The researchers compared the effect of static stretching, remote MFR, or a combination of the 2 on hamstring flexibility. Static stretching involved directly stretching the hamstrings using hip flexion and knee extension. Distant MFR included direct, firm pressure suboccipital release and deep knuckle kneading on the plantar fascia. Fifty-eight randomly assigned participants received pre-intervention measurements of hamstring flexibility using the criterion standard Knee Extension Angle (KEA) and the Sit-and-Reach Test (SRT). A physical therapist applied the intervention(s) at 7 sessions over 10 days; hamstring flexibility was subsequently remeasured. Participants were then instructed to perform their particular intervention(s) as a home-exercise program for 2 weeks, after which final measurements were taken. Analyses were conducted for both the therapist and the self-administered treatment periods. 
The results showed that therapist-administered interventions in all 3 groups led to statistically significant increases in both KEA and SRT measures of hamstring flexibility, with no statistically significant differences between groups.

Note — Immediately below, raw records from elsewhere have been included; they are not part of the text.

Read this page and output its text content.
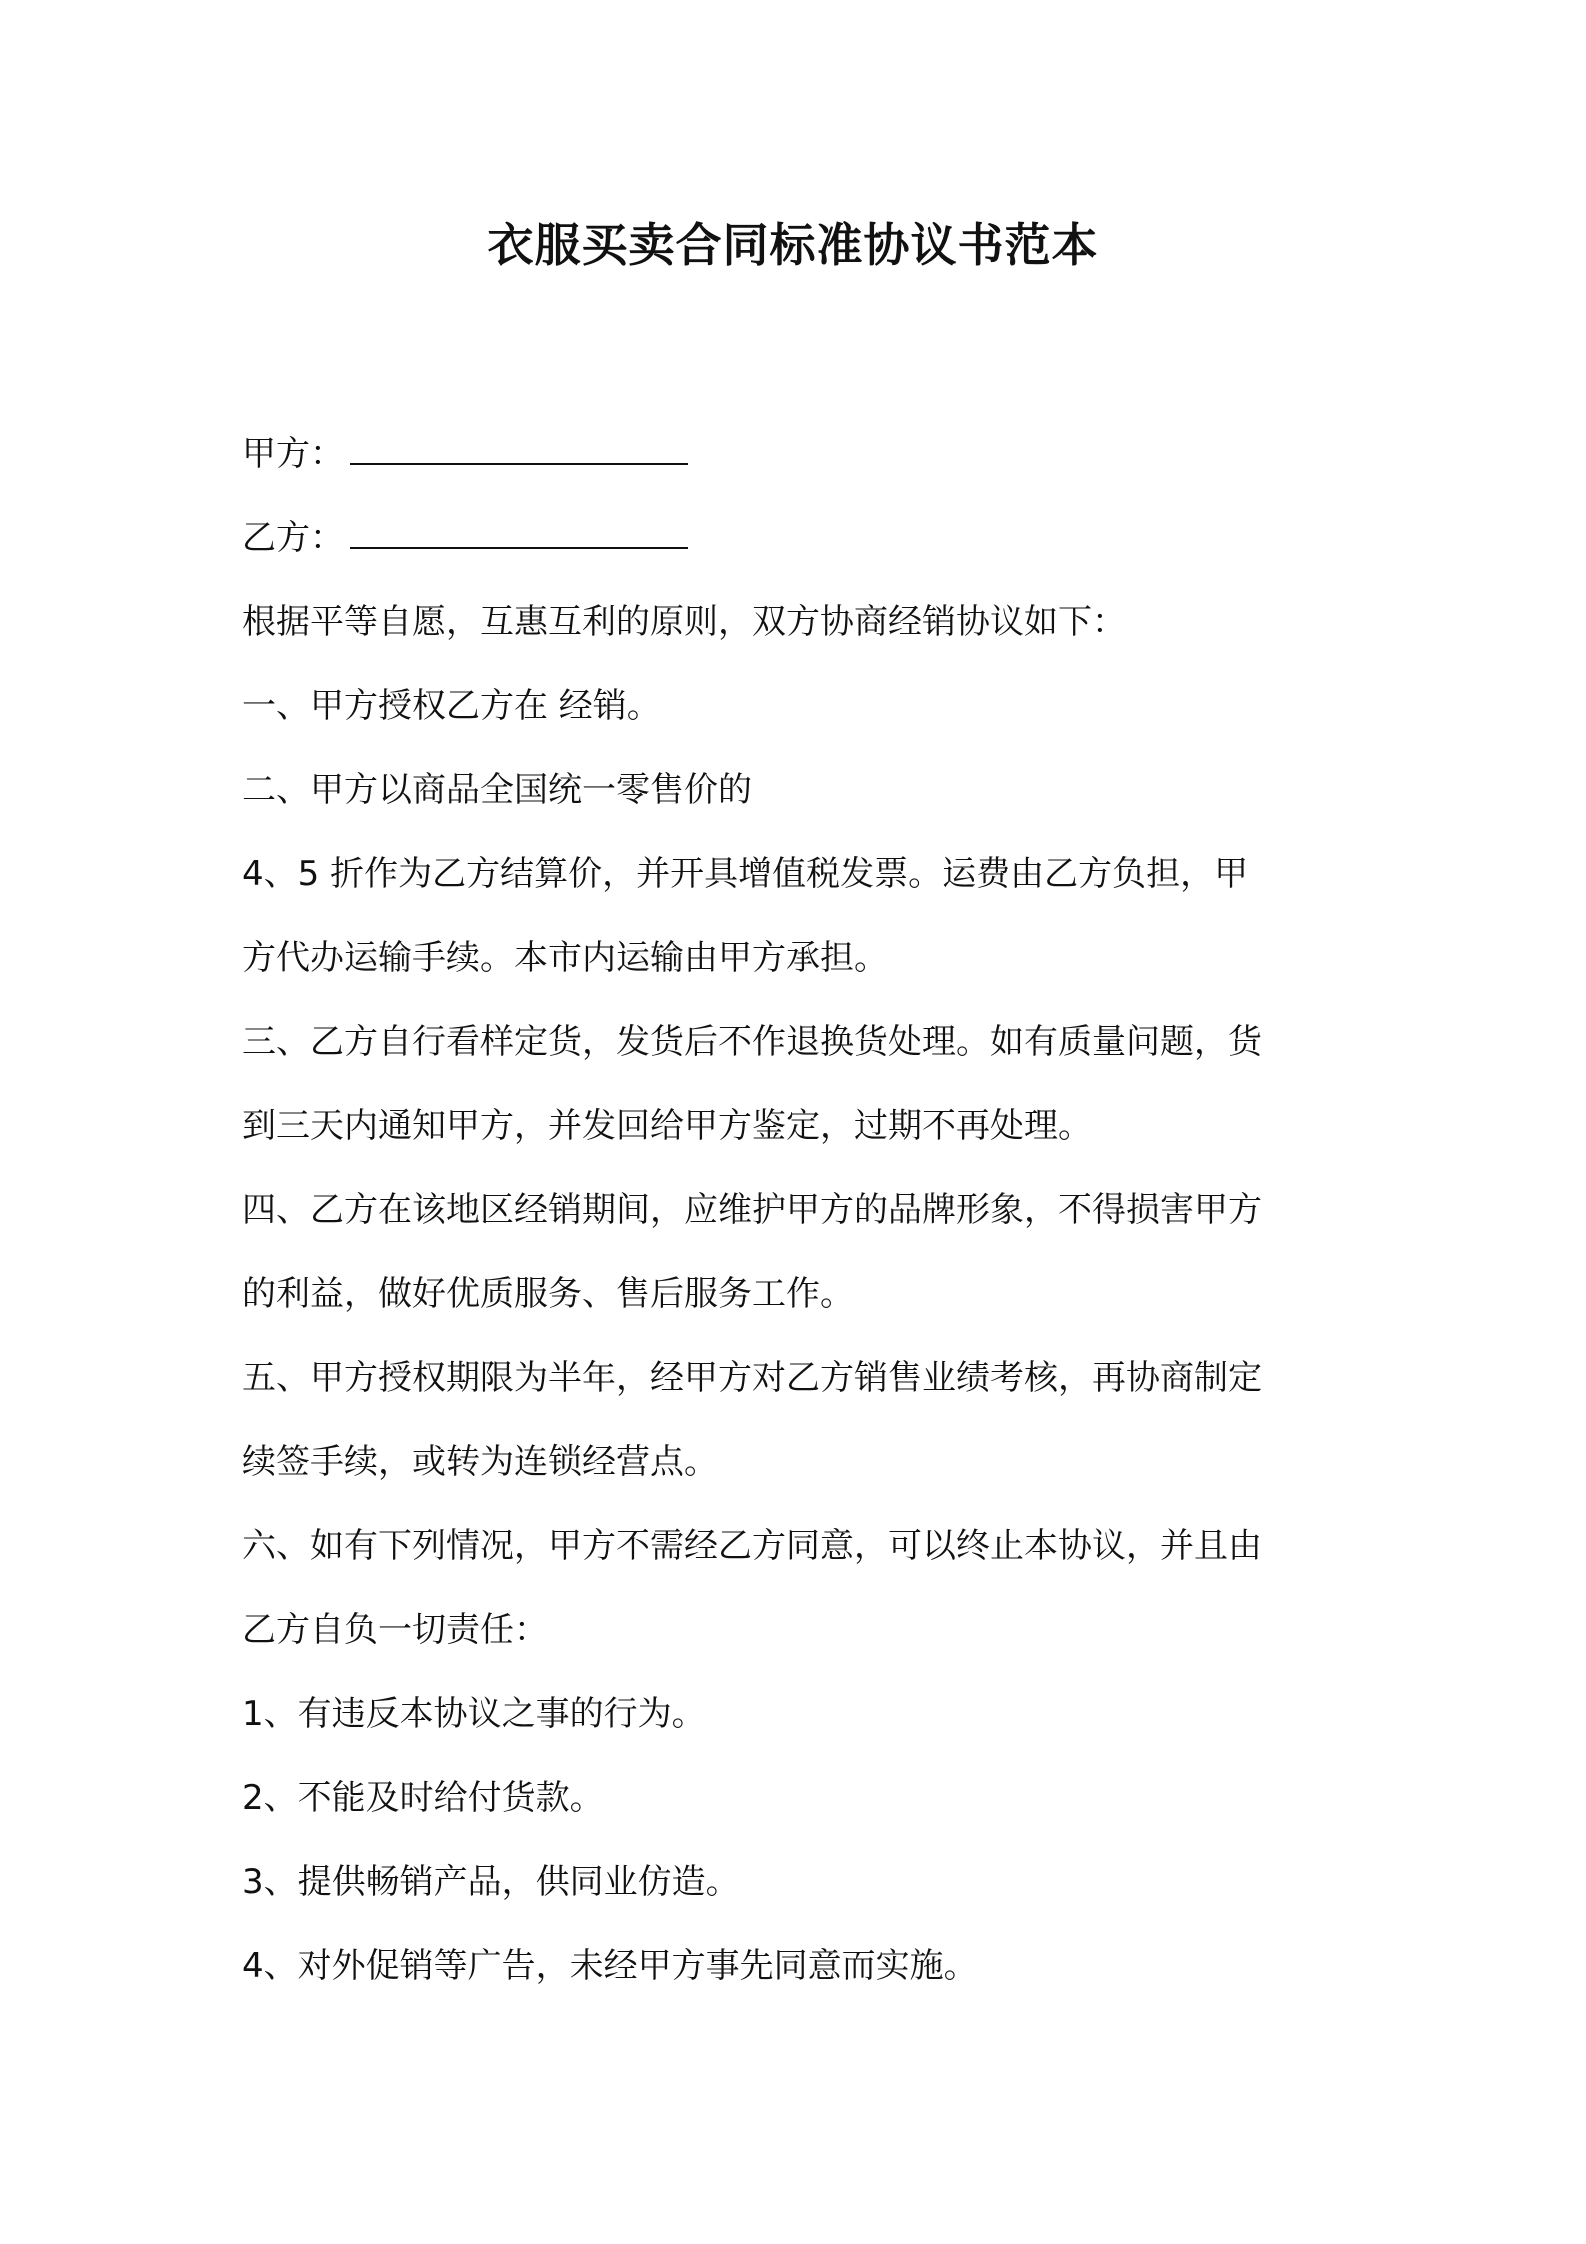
衣服买卖合同标准协议书范本

甲方：

乙方：

根据平等自愿，互惠互利的原则，双方协商经销协议如下：

一、甲方授权乙方在 经销。

二、甲方以商品全国统一零售价的

4、5 折作为乙方结算价，并开具增值税发票。运费由乙方负担，甲

方代办运输手续。本市内运输由甲方承担。

三、乙方自行看样定货，发货后不作退换货处理。如有质量问题，货

到三天内通知甲方，并发回给甲方鉴定，过期不再处理。

四、乙方在该地区经销期间，应维护甲方的品牌形象，不得损害甲方

的利益，做好优质服务、售后服务工作。

五、甲方授权期限为半年，经甲方对乙方销售业绩考核，再协商制定

续签手续，或转为连锁经营点。

六、如有下列情况，甲方不需经乙方同意，可以终止本协议，并且由

乙方自负一切责任：

1、有违反本协议之事的行为。

2、不能及时给付货款。

3、提供畅销产品，供同业仿造。

4、对外促销等广告，未经甲方事先同意而实施。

During the self-treatment period, SRT results revealed significant increases in the SS and combination groups, but KEA results were not significant in any groups. 
These findings support the fascial train theory and validate its clinical application. Therapist-administered MFR at the plantar and suboccipital fascia yielded statistically significant improvements in hamstring flexibility in lieu of, and in combination with, SS. The limitations of this study include a small sample size, lack of home program standardization, and lack of a sham or control group. Nonetheless, it offers encouraging findings regarding the whole-body approach of osteopathic physicians and supports the concept of treating fascial trains.